O artigo Dominação e Denominação: o Etnônimo Pejorativo “Mawia” e os Macondes de Moçambique no Tanganyika Colonial, de Felipe Barradas Correia Castro Bastos, possui um conteúdo no interstício da história e da antropologia que convida à constituição da biografia de um conceito. O artigo examina, deste modo, o nascimento, e o percurso de termo pejorativo (mawia) construído (no período pré-colonial), reapropriado, na segunda metade do século XX, pelo poder colonial britânico e alemão até se tornar num etnônimo. O império empregava esse termo para se referir às populações diaspóricas do norte de Moçambique e do grupo étnico dos Makondes que se instalaram no Tanganyika (actual Tanzania). Há uma discussão interessante neste escrito sobre as dinâmicas coloniais da construção da alteridade colonial a partir de uma palavra, sobre as lutas e resistências “dos debaixo” a sua própria autodefinição/autodeterminação, e sobre a redução ontológica de identidades étnicas e sociais.

No artigo Um conceito a construir: As Forças Produtivas no pensamento de Amílcar, de Gustavo Koszeniewski Rolim e Vanito Ianium Vieira Cá, reflete sobre a importância e o alcance do conceito de “forças produtivas” no pensamento de Amílcar Cabral, como categoria de análise para compreender a realidade social Bissau-guineense a partir de uma visão revolucionária. São considerados alguns conceitos desenvolvidos por Amílcar Cabral na sua análise sociológica, nomeadamente “nação-classe”, bem como as diferentes interpretações de autores que, ao longo das décadas, produziram estudos sobre as bases do pensamento teórico de Cabral. O texto procura aprofundar um dos aspetos desenvolvidos nas reflexões teóricas de Amílcar Cabral, o conceito de “forças produtivas”, explorando as formas como ele tem sido utilizado e aplicado, bem como apropriado, para compreender a realidade social, as relações coloniais e a proposta revolucionária/de luta anticolonial.
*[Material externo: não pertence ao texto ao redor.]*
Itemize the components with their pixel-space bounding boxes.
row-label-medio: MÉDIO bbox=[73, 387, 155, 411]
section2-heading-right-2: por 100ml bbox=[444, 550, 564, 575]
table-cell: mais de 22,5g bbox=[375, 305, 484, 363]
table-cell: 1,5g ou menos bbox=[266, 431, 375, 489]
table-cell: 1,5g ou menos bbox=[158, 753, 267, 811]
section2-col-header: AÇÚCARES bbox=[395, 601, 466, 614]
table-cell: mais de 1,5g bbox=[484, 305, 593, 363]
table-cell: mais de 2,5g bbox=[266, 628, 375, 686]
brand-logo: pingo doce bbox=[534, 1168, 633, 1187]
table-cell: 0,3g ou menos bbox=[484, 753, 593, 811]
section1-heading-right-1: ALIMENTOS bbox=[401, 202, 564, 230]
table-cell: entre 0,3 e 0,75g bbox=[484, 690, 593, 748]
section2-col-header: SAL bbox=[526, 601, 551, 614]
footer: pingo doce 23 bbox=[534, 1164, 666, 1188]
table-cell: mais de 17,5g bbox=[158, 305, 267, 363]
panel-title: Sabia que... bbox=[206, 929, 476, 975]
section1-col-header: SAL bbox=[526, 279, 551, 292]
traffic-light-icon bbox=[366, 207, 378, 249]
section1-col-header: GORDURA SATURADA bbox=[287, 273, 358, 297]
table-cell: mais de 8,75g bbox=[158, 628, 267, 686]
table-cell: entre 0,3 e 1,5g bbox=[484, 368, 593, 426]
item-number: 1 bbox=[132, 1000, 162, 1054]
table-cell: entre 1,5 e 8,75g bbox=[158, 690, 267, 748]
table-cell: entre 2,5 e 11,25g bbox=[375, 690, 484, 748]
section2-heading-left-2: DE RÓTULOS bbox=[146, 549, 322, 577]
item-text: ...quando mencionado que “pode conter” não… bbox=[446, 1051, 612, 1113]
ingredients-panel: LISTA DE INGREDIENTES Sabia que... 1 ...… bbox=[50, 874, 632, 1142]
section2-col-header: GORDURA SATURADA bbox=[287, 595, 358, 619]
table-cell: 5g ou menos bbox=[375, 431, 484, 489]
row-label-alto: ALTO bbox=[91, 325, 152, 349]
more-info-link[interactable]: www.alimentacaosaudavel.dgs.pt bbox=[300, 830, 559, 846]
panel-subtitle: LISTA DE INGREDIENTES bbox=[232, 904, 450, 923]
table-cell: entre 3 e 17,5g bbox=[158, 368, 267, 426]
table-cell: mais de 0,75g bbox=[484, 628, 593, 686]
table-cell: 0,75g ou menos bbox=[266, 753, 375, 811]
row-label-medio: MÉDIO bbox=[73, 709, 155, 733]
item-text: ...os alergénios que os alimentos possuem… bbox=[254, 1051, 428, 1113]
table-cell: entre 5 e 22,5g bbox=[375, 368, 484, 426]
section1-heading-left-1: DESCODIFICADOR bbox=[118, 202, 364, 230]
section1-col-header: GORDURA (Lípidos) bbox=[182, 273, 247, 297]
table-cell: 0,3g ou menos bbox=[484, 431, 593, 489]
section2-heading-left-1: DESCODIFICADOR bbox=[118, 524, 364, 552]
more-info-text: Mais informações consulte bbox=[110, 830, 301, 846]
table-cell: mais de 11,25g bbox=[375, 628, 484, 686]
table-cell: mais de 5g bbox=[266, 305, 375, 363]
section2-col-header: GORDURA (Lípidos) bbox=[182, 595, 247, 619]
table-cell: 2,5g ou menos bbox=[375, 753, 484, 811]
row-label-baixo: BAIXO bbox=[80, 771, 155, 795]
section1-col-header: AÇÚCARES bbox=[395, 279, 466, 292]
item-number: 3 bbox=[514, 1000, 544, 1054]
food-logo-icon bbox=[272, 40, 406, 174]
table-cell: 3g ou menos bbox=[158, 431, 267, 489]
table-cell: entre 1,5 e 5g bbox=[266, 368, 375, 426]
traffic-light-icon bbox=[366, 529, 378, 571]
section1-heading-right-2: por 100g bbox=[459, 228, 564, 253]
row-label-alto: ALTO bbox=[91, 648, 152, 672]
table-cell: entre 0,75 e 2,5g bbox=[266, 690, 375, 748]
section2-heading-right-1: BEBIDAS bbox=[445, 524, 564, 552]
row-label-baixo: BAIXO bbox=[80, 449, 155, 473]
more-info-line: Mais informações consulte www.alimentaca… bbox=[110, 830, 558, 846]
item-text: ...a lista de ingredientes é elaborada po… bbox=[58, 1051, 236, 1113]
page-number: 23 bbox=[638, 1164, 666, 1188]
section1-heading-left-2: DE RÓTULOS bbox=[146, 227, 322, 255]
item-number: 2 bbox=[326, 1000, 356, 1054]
A Cidade do Lobito na memória de migrantes da descolonização de Angola residentes no Rio de Janeiro, de Isabel de Souza Lima Junqueira Barreto, oferece um diálogo entre testemunhos orais de ‘cinco luso-angolanos jovens’ (à época da independência de Angola, 1975, quando migraram) sobre as suas vivências na Cidade do Lobito, com depoimentos, em livro, de um nacionalista angolano (Adolfo Maria), alguns trabalhos académicos sobre a cidade e sobre o processo de construção multidimensional da Angola pós-colonial, permeadas por matérias jornalísticas de A Província de Angola, jornal diário que passaria a designar-se Jornal de Angola em junho de 1975. Vencendo uma distância temporal de quase quatro décadas, essas memórias traduzem as formas pelas quais os “jovens de então” recordam a sua vida na Cidade, expressando os seus entendimentos sobre relações sociais e de poder em ambiente de dominação colonial, os quais são confrontadas com os depoimentos de Adolfo Maria, e contextualizados pelo enquadramento político, económico e social da época. Enquanto contribuição para a construção da ‘estória’ da cidade a partir das memórias dos seus residentes, mescladas e, quiçá, distorcidas pelo saudosismo, o texto chama a atenção para alguns mitos prevalecentes (nomeadamente em Portugal) relativamente à ‘distinção do colonialismo português’, ainda hoje associado à ideia de um lusotropicalismo cordial, ou soft, como alguns preferem designar, quando na verdade mais próximo estava de um apartheid não nomeado nem institucionalizado; e, também, o de uma convivência social despida de preconceitos e de sentimentos (e actos) de animosidade e de oposição entre as diversas categorias enumeradas: “colonos”, “indígenas”, “mestiços” e “luso-angolanos”, quando todos, à excepção dos primeiros, foram vítimas de diversas formas de discriminação, marginalização e exclusão sociais.

Alexandre Reis em “Danças frenéticas e diabólicas de que o Brasil é rei e senhor”: notas sobre a presença musical brasileira em angola no período colonial e seus significados políticos (1950-1974), a partir da análise de periódicos e depoimentos, apresenta-nos as maneiras que a musicalidade brasileira, mais notadamente o samba e a bossa nova, foram recepcionadas e compreendidas por diversos segmentos sociais de Angola. Tendo o contexto de lutas anticoloniais, o autor infere como essa prática cultural poderia servir de paradigma entre aqueles que reivindicavam a independência e os ciosos da manutenção do status quo colonial. Além disso, examina o afluxo de artistas brasileiros no horizonte musical urbano angolano no período referenciado.

Duplas linguagens angolanas: resiliência e resistência de um preso político na narrativa a vida verdadeira de Domingos Xavier (1961), de Luandino Vieira, e no filme Sambizanga (1973), de Sarah Maldoror, Denise Rocha examina, dentro de um esquema teórico de Hutcheon, a adaptação fílmica da obra literária, A vida verdadeira de Domingos Xavier, do escritor e antigo militante do MPLA, Luandino Vieira. Partindo do pressuposto teórico de que as adaptações são reconfigurações ou traduções intersemióticas, a autora argumenta que o filme Sambizanga pode ser caracterizado como um caleidoscópio de (inter)signos: transmutação da palavra em imagens, intensificação da vida numa simbiose do contar (literário) e do mostrar (fílmico), colocação da temática do engajamento político (à la Sartre) e história pessoal , e da apresentação de um tempo teleológico, estruturado e amarrado ao script oficial da história de Angola.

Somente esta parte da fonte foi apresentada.